1933 - 1939Spiritual Defense Hitler in Germany is soon seen as a danger to Switzerland's independence. Thousands of German refugees (jews, intellectuals) are accepted. Socialists and trade unions seek cooperation with liberal employers against fascist threat.
1937 "Peace Agreement" between trade unions and entrepreneurs in Switzerland's machine constructing and electrical industry. Trade unions are accepted as representatives of the workers and renounce on strikes. The agreement is a first fruit of Spiritual Defense and prepares the ground for Switzerland's exceptionally cooperative climate between unions and entrepreneurs.
1939 - 1945World War II. Neutral Switzerland surrounded by fascist troops (Germany, Austria, Italy) or collaborating regimes (Vichy-France). Some trade with Hitler was inevitable for sheer survival (and the survival of more than 150,000 refugees). Other, not inevitable aspects were: (Too) rigid refugee politics (25,000 sent back), uncritical collaboration in case of looted assets and accepting stolen gold.
1943 Ernst Nobs former leader in the 1918 general strike is elected first social democrat member of Swiss government.
Since 1945Prosperity Recent history is characterized by political stability, economic progress, increased social security and a new openness and tolerance.
1948 Social Security Insurance This third major fruit of Spiritual Defense is the most noble present the country could make itself to celebrate 100 years of modern democracy.
1959 "Magic Formula" concerning the election of Switzerland's government: all major parties (Free Democrats (FDP), Christian Democrats (CVP), Social Democrats (SP) and Swiss People's Party (SVP)) are represented with 2+2+2+1 members.
1963 Council of Europe Switzerland becomes a member of this international organisation dedicated to the peaceful cooperation of European nations and the promotion of human rights
1971 Women's Suffrage accepted in a national referendum
1979 Canton Jura The youngest federal state of Switzerland separates from Canton Bern after a series of referendums on communal, cantonal and federal level
1984 Elisabeth Kopp elected first female member of federal government
1992 European Economic Area In a referendum the Swiss electorate decides not to join group of associates to the European Union.
2000 Bilateral Accords with the European Union approved in a referendum. The bilateral accords comprise the key features of the European Economic Area with specific modifications.

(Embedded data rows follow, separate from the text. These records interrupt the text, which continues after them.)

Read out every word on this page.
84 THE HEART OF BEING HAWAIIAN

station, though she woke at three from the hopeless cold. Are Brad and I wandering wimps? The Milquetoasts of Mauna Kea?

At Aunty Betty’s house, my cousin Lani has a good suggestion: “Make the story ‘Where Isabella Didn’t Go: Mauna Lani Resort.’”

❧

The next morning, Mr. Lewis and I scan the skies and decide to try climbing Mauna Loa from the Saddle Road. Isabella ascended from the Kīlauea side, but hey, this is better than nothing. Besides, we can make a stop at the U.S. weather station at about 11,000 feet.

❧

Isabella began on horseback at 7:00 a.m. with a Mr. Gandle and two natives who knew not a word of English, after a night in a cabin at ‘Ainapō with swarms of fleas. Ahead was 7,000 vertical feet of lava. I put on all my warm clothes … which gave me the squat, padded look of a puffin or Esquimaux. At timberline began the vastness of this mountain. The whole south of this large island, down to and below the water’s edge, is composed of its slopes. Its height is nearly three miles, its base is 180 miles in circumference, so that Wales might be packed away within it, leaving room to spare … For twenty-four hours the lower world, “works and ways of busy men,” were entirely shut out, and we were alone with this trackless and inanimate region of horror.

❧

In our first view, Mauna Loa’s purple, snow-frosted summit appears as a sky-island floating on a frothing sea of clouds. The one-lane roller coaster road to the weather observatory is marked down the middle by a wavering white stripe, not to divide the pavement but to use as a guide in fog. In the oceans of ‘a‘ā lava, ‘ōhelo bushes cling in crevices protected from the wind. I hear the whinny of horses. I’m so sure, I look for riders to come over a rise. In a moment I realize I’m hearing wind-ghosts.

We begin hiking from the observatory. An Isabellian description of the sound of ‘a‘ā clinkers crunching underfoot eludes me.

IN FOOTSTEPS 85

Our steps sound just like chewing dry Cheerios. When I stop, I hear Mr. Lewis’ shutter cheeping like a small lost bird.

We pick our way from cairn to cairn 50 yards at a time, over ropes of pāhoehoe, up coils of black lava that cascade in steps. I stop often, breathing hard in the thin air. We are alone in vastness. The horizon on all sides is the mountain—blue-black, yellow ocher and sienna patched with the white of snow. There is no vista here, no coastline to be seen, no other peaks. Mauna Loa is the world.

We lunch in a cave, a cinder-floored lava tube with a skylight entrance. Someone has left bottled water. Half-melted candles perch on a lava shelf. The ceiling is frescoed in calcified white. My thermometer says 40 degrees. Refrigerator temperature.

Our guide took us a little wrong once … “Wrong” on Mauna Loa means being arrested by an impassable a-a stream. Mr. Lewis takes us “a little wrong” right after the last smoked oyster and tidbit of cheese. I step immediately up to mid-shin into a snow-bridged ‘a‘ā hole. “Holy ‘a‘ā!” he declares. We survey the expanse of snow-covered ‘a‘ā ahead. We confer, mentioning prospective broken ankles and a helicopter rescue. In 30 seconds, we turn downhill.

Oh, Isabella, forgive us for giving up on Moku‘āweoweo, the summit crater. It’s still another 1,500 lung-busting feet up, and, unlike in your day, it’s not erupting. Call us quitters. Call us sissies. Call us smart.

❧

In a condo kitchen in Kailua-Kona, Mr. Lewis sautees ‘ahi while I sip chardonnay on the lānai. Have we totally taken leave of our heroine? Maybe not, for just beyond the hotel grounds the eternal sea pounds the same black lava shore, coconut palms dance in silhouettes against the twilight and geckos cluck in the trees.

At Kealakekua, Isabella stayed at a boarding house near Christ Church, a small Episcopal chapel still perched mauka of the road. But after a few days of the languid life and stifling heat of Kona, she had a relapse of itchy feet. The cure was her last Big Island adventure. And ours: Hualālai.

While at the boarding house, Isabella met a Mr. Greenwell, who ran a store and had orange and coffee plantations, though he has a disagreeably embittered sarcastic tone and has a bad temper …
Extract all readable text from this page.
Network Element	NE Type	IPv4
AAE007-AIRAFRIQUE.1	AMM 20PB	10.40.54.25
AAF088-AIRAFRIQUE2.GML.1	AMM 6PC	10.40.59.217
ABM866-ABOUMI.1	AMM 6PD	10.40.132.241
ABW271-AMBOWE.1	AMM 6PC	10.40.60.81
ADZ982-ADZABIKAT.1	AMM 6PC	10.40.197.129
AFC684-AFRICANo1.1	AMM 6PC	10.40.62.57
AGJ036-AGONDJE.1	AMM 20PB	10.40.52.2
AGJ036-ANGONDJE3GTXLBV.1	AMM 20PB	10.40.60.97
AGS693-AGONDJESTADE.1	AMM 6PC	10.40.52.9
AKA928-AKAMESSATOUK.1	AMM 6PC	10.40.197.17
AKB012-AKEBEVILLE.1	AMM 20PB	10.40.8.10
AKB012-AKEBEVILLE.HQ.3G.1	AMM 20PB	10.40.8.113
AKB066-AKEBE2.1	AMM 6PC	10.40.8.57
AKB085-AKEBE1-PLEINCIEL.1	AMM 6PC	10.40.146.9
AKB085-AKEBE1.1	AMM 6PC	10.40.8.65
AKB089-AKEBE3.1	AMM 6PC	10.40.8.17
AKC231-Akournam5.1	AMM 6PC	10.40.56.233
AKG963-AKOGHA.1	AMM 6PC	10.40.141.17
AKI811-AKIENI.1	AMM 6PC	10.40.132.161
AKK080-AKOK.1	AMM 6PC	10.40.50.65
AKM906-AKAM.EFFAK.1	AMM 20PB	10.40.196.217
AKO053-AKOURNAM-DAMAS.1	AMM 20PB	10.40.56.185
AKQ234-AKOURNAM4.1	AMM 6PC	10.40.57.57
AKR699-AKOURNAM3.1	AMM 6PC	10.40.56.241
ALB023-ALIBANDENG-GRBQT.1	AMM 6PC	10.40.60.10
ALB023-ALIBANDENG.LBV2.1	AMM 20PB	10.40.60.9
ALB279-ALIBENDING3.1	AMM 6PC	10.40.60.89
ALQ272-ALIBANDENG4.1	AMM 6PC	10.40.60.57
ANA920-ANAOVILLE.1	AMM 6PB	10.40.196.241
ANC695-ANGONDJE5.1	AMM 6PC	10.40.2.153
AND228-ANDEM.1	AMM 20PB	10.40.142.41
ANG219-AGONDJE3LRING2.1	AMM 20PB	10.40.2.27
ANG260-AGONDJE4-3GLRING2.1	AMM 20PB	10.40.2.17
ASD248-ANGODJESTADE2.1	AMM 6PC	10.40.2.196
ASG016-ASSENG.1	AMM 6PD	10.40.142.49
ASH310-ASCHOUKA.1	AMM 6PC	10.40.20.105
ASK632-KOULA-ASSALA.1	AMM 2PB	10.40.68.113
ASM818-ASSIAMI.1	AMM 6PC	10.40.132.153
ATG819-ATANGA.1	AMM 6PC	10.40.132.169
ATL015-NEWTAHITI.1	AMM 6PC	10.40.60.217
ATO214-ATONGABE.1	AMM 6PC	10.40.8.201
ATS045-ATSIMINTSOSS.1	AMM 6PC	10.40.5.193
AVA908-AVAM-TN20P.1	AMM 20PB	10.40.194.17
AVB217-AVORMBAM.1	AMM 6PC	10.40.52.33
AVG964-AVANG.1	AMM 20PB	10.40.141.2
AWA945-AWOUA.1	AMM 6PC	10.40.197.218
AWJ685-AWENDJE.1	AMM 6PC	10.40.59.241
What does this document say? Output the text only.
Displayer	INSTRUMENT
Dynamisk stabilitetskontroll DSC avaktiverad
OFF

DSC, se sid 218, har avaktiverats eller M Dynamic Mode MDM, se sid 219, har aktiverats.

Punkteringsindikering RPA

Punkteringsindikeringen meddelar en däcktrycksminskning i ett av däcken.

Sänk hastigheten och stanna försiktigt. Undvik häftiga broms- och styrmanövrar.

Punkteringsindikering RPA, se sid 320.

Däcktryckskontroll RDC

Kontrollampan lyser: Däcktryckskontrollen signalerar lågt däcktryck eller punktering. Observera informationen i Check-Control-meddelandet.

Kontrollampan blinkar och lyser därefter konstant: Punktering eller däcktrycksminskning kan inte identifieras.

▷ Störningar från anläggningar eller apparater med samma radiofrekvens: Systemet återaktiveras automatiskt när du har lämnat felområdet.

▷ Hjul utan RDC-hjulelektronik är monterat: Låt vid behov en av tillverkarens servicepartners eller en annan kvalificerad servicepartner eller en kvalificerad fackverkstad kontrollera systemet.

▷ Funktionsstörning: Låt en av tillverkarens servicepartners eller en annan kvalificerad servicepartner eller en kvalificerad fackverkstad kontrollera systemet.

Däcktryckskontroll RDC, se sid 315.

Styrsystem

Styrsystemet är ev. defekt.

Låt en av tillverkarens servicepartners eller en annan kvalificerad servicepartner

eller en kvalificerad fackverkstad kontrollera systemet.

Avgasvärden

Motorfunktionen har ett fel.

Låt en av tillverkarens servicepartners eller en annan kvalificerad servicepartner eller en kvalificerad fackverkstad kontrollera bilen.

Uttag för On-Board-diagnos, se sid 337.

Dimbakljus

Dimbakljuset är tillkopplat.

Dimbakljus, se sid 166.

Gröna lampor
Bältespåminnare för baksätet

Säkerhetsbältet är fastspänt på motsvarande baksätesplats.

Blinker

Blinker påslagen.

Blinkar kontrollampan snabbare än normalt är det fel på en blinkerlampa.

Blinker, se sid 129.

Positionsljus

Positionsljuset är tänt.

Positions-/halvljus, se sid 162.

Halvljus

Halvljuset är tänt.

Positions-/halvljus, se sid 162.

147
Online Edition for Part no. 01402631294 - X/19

1999 Total Revision of Constitution does not change any rights or competences, but replaces a thicket of original paragraphs and amendments by a modern structure.
2002 Switzerland joins the UN finally the electorate can be convinced that Switzerland simply cannot stay outside an organisation all other nations are members of.
2003 "Magic Formula" slighty modified: one government member for the Christian Democratic Party and two for Swiss People's Party.